I've posted the review page for Exam #2. As before, I've included all the sections that will be covered. I've also provided an extensive list of review problems. You may have a method of studying that works for you, but if you are having trouble finding a place to begin, I would suggest the following:

Begin with a quick scan of each section, and try to do the first two or three problems listed. Then go on to the next section. Once you've been through each section, go back through and work on the next few problems. As you do this, make a note of which problems/sections give you the most difficulty. Go back and study those sections more carefully.

Also, don't forget to look over your homework assignments and class notes. Exam #2 will be basically the same format; four to six problems, most with a few parts.
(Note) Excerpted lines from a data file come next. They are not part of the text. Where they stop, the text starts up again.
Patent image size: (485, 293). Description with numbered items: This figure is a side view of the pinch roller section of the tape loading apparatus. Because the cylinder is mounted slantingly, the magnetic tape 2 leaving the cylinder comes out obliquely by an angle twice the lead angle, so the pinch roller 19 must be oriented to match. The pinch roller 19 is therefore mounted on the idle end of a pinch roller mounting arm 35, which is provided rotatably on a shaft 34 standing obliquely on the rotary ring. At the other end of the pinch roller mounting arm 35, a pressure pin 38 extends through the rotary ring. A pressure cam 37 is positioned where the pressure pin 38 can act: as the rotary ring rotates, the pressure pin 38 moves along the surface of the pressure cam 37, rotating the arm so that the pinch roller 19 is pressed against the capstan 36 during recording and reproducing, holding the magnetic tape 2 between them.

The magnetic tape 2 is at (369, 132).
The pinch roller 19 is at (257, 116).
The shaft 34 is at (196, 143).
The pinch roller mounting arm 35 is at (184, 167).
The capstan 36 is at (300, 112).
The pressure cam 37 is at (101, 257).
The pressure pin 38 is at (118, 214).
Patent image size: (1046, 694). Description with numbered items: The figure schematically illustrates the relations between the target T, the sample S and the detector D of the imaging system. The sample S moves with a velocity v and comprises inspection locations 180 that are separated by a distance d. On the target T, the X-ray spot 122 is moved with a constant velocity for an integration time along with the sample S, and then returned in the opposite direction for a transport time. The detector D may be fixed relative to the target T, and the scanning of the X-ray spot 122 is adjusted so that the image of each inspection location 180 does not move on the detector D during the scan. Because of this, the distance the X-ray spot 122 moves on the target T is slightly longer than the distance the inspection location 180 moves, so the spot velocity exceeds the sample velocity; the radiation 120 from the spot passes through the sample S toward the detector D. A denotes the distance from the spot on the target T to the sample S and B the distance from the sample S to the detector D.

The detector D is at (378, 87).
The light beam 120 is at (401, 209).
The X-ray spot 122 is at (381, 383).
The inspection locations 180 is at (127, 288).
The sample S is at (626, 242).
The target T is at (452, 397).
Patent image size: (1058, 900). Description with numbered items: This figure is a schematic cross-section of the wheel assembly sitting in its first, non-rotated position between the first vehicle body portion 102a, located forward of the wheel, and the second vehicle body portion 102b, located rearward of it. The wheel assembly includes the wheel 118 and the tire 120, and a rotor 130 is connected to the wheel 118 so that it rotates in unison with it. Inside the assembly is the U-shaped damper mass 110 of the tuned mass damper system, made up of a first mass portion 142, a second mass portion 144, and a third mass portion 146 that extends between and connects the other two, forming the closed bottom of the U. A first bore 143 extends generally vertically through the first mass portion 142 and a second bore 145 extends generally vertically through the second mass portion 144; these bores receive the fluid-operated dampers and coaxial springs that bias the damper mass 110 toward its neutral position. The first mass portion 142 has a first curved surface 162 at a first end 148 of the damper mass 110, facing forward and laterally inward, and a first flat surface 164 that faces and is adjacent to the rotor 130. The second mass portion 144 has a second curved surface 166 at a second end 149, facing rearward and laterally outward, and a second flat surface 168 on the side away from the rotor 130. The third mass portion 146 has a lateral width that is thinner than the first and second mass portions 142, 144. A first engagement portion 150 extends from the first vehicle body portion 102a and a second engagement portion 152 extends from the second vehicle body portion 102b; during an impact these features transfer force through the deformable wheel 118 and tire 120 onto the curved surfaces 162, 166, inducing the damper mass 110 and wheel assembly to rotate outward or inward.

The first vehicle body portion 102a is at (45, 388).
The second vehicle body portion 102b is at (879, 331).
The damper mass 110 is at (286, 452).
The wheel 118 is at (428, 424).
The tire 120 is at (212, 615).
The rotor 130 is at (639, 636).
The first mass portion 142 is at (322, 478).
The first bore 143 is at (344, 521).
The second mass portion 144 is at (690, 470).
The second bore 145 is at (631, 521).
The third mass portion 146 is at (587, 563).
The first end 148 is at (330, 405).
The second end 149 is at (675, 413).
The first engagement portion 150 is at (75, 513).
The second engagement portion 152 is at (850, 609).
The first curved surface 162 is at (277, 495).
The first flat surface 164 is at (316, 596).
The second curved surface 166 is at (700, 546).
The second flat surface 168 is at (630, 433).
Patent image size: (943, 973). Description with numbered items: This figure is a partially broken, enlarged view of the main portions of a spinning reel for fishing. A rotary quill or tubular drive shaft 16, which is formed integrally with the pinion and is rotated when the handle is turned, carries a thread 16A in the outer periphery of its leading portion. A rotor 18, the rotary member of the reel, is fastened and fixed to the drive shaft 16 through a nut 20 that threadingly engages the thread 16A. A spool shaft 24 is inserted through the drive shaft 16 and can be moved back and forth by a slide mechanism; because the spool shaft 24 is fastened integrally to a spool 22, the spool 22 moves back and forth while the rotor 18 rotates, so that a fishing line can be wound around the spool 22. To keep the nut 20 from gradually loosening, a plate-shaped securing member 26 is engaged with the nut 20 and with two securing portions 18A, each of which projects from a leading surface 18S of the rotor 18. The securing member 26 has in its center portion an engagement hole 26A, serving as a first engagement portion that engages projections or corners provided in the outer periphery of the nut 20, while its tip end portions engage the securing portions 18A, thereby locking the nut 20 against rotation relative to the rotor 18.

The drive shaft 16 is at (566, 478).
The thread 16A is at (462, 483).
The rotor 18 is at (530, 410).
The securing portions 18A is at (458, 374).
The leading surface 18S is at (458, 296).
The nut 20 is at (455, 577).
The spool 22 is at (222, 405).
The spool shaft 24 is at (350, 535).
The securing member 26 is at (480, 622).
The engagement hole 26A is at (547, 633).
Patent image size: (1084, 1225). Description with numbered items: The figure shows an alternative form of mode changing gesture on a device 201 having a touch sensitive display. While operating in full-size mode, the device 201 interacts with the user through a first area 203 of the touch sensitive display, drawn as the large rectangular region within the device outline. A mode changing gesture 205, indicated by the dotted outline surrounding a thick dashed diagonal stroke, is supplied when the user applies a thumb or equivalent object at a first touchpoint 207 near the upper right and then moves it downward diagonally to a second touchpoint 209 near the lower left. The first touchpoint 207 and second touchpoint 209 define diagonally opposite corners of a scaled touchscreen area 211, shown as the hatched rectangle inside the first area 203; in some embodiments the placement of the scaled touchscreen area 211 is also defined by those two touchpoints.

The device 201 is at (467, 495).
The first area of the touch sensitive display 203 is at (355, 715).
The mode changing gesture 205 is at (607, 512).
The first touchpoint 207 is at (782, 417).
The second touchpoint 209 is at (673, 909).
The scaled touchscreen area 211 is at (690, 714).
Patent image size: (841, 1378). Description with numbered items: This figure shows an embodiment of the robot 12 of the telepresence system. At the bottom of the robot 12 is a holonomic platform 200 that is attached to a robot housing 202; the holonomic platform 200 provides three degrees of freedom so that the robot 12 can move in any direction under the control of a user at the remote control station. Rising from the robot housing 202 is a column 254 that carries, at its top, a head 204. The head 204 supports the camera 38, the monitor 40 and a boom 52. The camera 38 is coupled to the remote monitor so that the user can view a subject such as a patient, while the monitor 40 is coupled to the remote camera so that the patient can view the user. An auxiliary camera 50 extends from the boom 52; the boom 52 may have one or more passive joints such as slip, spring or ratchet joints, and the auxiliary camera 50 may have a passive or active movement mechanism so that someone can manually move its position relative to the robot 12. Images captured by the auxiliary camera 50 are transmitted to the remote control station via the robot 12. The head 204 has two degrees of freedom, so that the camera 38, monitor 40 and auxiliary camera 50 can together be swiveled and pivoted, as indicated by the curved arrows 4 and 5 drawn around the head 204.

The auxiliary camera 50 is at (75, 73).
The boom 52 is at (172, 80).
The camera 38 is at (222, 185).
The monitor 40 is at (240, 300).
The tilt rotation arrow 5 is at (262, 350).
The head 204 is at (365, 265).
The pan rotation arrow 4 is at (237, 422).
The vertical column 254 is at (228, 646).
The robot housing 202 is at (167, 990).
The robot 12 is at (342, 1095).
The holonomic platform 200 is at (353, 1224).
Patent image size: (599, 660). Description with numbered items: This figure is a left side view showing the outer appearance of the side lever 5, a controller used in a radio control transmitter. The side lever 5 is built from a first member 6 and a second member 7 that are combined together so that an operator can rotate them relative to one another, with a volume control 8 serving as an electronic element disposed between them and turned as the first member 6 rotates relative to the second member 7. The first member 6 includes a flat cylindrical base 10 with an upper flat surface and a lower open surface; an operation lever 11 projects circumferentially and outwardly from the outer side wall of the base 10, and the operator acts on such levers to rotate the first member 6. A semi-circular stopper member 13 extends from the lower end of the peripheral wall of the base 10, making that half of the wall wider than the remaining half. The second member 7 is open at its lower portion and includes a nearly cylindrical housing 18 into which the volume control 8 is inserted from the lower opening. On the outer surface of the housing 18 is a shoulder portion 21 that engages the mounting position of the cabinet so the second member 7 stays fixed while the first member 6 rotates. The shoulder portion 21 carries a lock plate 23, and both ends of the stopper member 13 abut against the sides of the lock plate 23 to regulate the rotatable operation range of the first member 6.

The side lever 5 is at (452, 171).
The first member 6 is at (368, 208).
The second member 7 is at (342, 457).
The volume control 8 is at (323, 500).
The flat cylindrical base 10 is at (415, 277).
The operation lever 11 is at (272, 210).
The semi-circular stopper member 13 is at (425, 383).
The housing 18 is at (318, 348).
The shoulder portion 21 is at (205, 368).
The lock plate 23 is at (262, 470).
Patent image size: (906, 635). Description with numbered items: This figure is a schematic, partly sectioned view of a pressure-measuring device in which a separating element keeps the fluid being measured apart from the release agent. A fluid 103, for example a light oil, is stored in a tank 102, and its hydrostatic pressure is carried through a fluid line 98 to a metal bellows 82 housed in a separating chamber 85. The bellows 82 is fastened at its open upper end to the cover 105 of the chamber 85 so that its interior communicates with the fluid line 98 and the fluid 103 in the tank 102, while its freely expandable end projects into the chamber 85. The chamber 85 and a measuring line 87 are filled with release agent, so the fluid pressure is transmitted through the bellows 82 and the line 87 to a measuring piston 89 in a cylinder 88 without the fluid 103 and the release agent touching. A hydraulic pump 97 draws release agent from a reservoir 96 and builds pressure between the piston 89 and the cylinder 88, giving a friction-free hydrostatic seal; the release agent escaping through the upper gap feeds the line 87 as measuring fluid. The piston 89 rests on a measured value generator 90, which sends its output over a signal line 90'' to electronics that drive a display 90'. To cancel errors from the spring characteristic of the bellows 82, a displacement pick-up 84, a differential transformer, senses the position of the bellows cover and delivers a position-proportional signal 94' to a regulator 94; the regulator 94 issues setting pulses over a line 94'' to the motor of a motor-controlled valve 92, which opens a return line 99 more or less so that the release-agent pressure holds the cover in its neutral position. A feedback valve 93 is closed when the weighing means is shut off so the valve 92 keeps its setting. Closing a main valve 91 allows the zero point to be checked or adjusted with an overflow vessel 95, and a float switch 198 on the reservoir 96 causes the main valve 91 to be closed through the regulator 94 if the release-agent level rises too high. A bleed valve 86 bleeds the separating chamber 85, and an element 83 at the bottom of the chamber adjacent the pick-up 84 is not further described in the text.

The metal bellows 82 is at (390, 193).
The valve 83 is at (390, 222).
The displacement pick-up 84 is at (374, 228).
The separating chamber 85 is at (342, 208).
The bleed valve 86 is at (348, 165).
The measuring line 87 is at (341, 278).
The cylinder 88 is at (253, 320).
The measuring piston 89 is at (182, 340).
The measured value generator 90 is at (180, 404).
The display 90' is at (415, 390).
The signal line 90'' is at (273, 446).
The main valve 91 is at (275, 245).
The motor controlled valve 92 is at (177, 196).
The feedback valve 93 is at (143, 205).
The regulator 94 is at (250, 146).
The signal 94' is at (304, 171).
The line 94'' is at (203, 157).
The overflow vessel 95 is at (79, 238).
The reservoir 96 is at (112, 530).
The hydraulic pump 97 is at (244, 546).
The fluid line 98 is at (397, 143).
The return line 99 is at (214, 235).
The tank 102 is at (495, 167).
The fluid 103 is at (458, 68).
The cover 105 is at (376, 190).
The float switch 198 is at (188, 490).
Exam #2 is likely to be more computational than Exam #1, but not necessarily easier.

The Rules of 69 and 72

In class on Monday, I gave an informed and eloquent description of the "Rule of 69" for determining the doubling time of an investment, whereupon a few of you took it upon yourselves to inform me that the the rule is, in fact, the "Rule of 72."

Well the happy news is that we are both (all) correct. This page explains why. The short explanation is: The Rule of 69 applies to continuously compounded interest rates, and is valid for all such rates. The Rule of 72 applies to annually compounded rates, and is a good approximation for rates close to 10%. How close is close? Well, how good is good...

Tuesday, March 4, 2008

Mid-Semester Grades

Well, for better or worse, I've posted the mid-semester grades for 21-120. You can check SIO to see how you are doing. You may be curious exactly how I assigned the grades. Well, here is exactly how I assigned the grades. To get your current average, I computed

( .60 x [Exam #1] + .15 x [Homework Average] )/.75

This is the "Weighted Average" from the Blackboard Gradebook. To get the letter grade cutoffs, I averaged the grade cutoffs for each assignment, just like I computed you averages. For example, the cutoff for the B-range was [(.60)(60)+(.15)(75)]/.75=63.

For +/- cutoffs, I simply divided each letter grade range into two (for A's and D's) or three (B's and C's) equal parts.

If you'd like to know where you stand in the class, you can look at the current Statistics for the course.